Evden çıkıp apartmanın merdivenlerin aşağıya inmeye başladık. Geç kalma telaşına kapıldığım için onun bana yetişmesini beklemeden acele ile zemin kata kadar indim. Apartmandan çıkmak için dış kapıyı açıp o gelmeden kapının kapanmaması için kapının önünde dikildim. Yanıma geldiğinde avuç içini kapıya yaslayıp önden geçmem için bir işaret yaptı. Hafifçe gülümseyip dışarı çıktım. Arkamızdan duyulan kapının kapanma sesiyle birlikte omzumun üzerinden attığı koluyla beni kendine doğru çekti.

"Ne var bu kadar telaşa kapılacak, anlamıyorum ki? Ne olursa olsun tam vaktinde yetiştiririm ben seni." Uzaktan kumanda ile kilidi açtı. Arabanın yanına geldiğimizde birbirimizden koltukların olduğu tarafa doğru ayrıldık. Arabaya binip şöför koltuğunun yanındaki koltuğa yerleştim.

"Fazla mı abartılı konuşuyoruz acaba? Hayır yani trafik denen bir şey var." dedim emniyet kemerimi kilidine yerleştirirken. O da arabaya bindikten sonra kapısını kapatıp kemerine uzandı. "Hah." der gibi alayla gülümsedi. Kemeri taktıktan sonra vitesi birkaç hamleyle değiştirdi. Araba park ettiğimiz yerden ayrıldı ve yola karıştı.

"Senin şu sevgiline güvenmeme huyun beni öldürüyor gerçekten."

"Güveniyoruum!" diye itiraz ettim. Böyle söylemesi kendimi savunmaya geçirmek zorunda bırakmıştı. Yakın geçmişte bu konu hakkında sorunlar yaşamış olsak bile zamanla ona gerçek anlamda güvenir olmuştum. Herhangi biri bana onun hakkında bir şey söylese, söyleyen kişiden çok Alaz'ın bana ne diyeceğine inanırdım. Artık yanlış anlaşılmaları önlemek için onunla açıkça yüzleşmem de cabasıydı.

"Yanlış anlama beni. Güvenmek zorunda değilsin. Zamanla-"

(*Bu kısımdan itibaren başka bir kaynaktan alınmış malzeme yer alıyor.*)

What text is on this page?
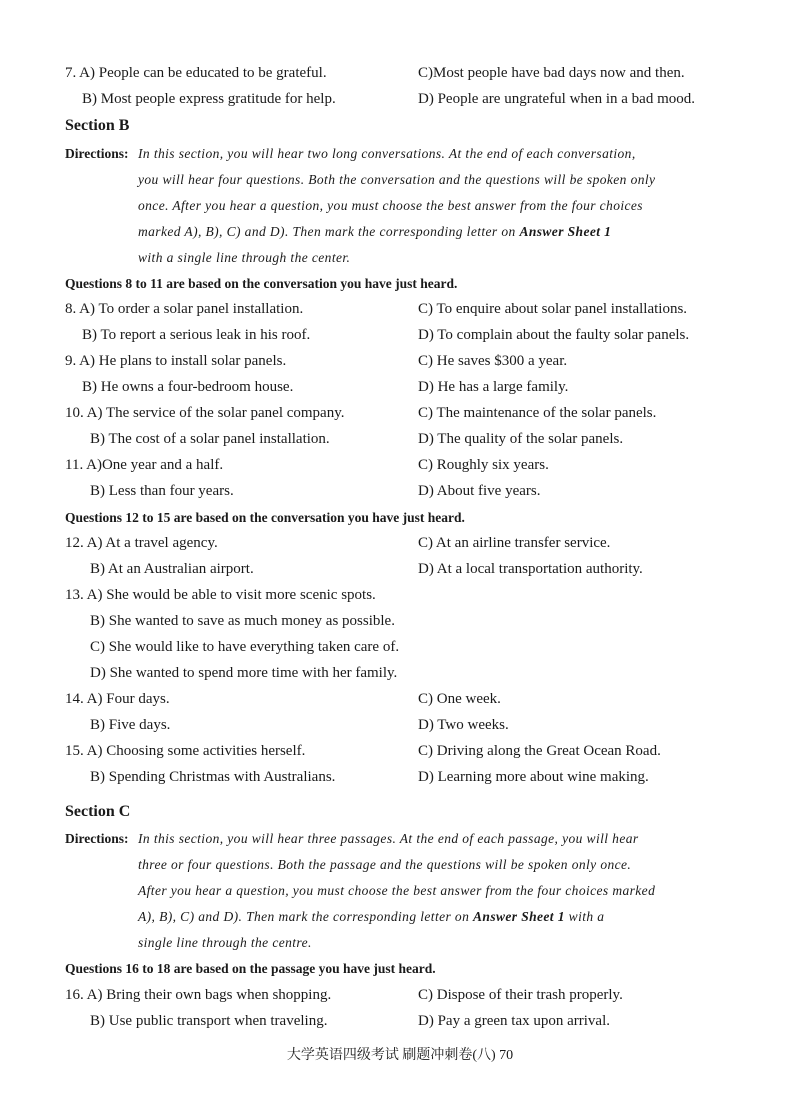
7. A) People can be educated to be grateful.	C)Most people have bad days now and then.
B) Most people express gratitude for help.	D) People are ungrateful when in a bad mood.
Section B
Directions: In this section, you will hear two long conversations. At the end of each conversation,
you will hear four questions. Both the conversation and the questions will be spoken only
once. After you hear a question, you must choose the best answer from the four choices
marked A), B), C) and D). Then mark the corresponding letter on Answer Sheet 1
with a single line through the center.
Questions 8 to 11 are based on the conversation you have just heard.
8. A) To order a solar panel installation.	C) To enquire about solar panel installations.
B) To report a serious leak in his roof.	D) To complain about the faulty solar panels.
9. A) He plans to install solar panels.	C) He saves $300 a year.
B) He owns a four-bedroom house.	D) He has a large family.
10. A) The service of the solar panel company.	C) The maintenance of the solar panels.
B) The cost of a solar panel installation.	D) The quality of the solar panels.
11. A)One year and a half.	C) Roughly six years.
B) Less than four years.	D) About five years.
Questions 12 to 15 are based on the conversation you have just heard.
12. A) At a travel agency.	C) At an airline transfer service.
B) At an Australian airport.	D) At a local transportation authority.
13. A) She would be able to visit more scenic spots.
B) She wanted to save as much money as possible.
C) She would like to have everything taken care of.
D) She wanted to spend more time with her family.
14. A) Four days.	C) One week.
B) Five days.	D) Two weeks.
15. A) Choosing some activities herself.	C) Driving along the Great Ocean Road.
B) Spending Christmas with Australians.	D) Learning more about wine making.
Section C
Directions: In this section, you will hear three passages. At the end of each passage, you will hear
three or four questions. Both the passage and the questions will be spoken only once.
After you hear a question, you must choose the best answer from the four choices marked
A), B), C) and D). Then mark the corresponding letter on Answer Sheet 1 with a
single line through the centre.
Questions 16 to 18 are based on the passage you have just heard.
16. A) Bring their own bags when shopping.	C) Dispose of their trash properly.
B) Use public transport when traveling.	D) Pay a green tax upon arrival.
大学英语四级考试 刷题冲刺卷(八) 70
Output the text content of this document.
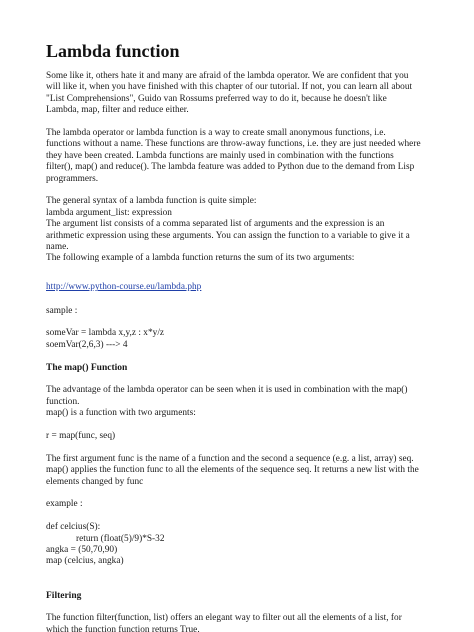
Lambda function
Some like it, others hate it and many are afraid of the lambda operator. We are confident that you
will like it, when you have finished with this chapter of our tutorial. If not, you can learn all about
"List Comprehensions", Guido van Rossums preferred way to do it, because he doesn't like
Lambda, map, filter and reduce either.
The lambda operator or lambda function is a way to create small anonymous functions, i.e.
functions without a name. These functions are throw-away functions, i.e. they are just needed where
they have been created. Lambda functions are mainly used in combination with the functions
filter(), map() and reduce(). The lambda feature was added to Python due to the demand from Lisp
programmers.
The general syntax of a lambda function is quite simple:
lambda argument_list: expression
The argument list consists of a comma separated list of arguments and the expression is an
arithmetic expression using these arguments. You can assign the function to a variable to give it a
name.
The following example of a lambda function returns the sum of its two arguments:
http://www.python-course.eu/lambda.php
sample :
someVar = lambda x,y,z : x*y/z
soemVar(2,6,3) ---> 4
The map() Function
The advantage of the lambda operator can be seen when it is used in combination with the map()
function.
map() is a function with two arguments:
r = map(func, seq)
The first argument func is the name of a function and the second a sequence (e.g. a list, array) seq.
map() applies the function func to all the elements of the sequence seq. It returns a new list with the
elements changed by func
example :
def celcius(S):
return (float(5)/9)*S-32
angka = (50,70,90)
map (celcius, angka)
Filtering
The function filter(function, list) offers an elegant way to filter out all the elements of a list, for
which the function function returns True.
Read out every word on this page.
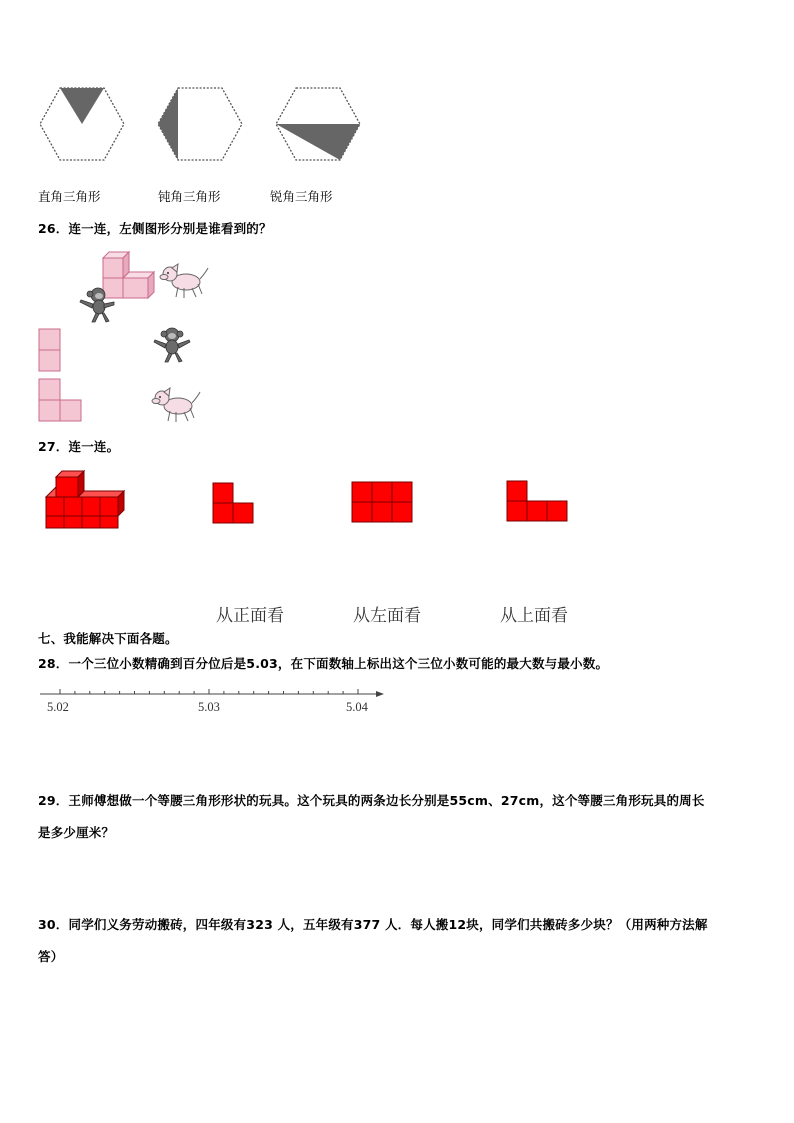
直角三角形	钝角三角形	锐角三角形
26．连一连，左侧图形分别是谁看到的？
27．连一连。
从正面看	从左面看	从上面看
七、我能解决下面各题。
28．一个三位小数精确到百分位后是5.03，在下面数轴上标出这个三位小数可能的最大数与最小数。
5.02	5.03	5.04
29．王师傅想做一个等腰三角形形状的玩具。这个玩具的两条边长分别是55cm、27cm，这个等腰三角形玩具的周长
是多少厘米？
30．同学们义务劳动搬砖，四年级有323 人，五年级有377 人．每人搬12块，同学们共搬砖多少块？（用两种方法解
答）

"Ya gerçekten güveniyorum!" dedim bir kez daha tekrar edip. Ne desem onu ikna edebilirdim, emin değildim. Önceden de böyle söylediğimi biliyordum ve bunun için de fazlasıyla pişmandım ama bu seferki farklıydı. Karşındakinin hoşuna gitsin diye ezbere kurulan cümlelerden biri değildi. Tamamiyle içimde hissediyordum.

Direksiyondan çektiği elini yanağıma yerleştirip okşadı. Beni sakinleştirmeye çalışıyordu sanırım ve bunda başarılıydı da. Belki az önce sesim biraz yüksek çıkmış olabilirdi, söylediklerine inanılmaması bazen tetikleyici oluyordu. Kafamı eline doğru hafifçe eğdim.

"Bunu duyduğuma ne kadar sevindiğimi sana anlatamam." dedi yüzüme kısa bir an bakıp. Yüzünde hafifçe belli olan bir tebessüm vardı. "Teşekkür ederim."

"Asıl ben özür dilerim. Önceden yaşanan durum için."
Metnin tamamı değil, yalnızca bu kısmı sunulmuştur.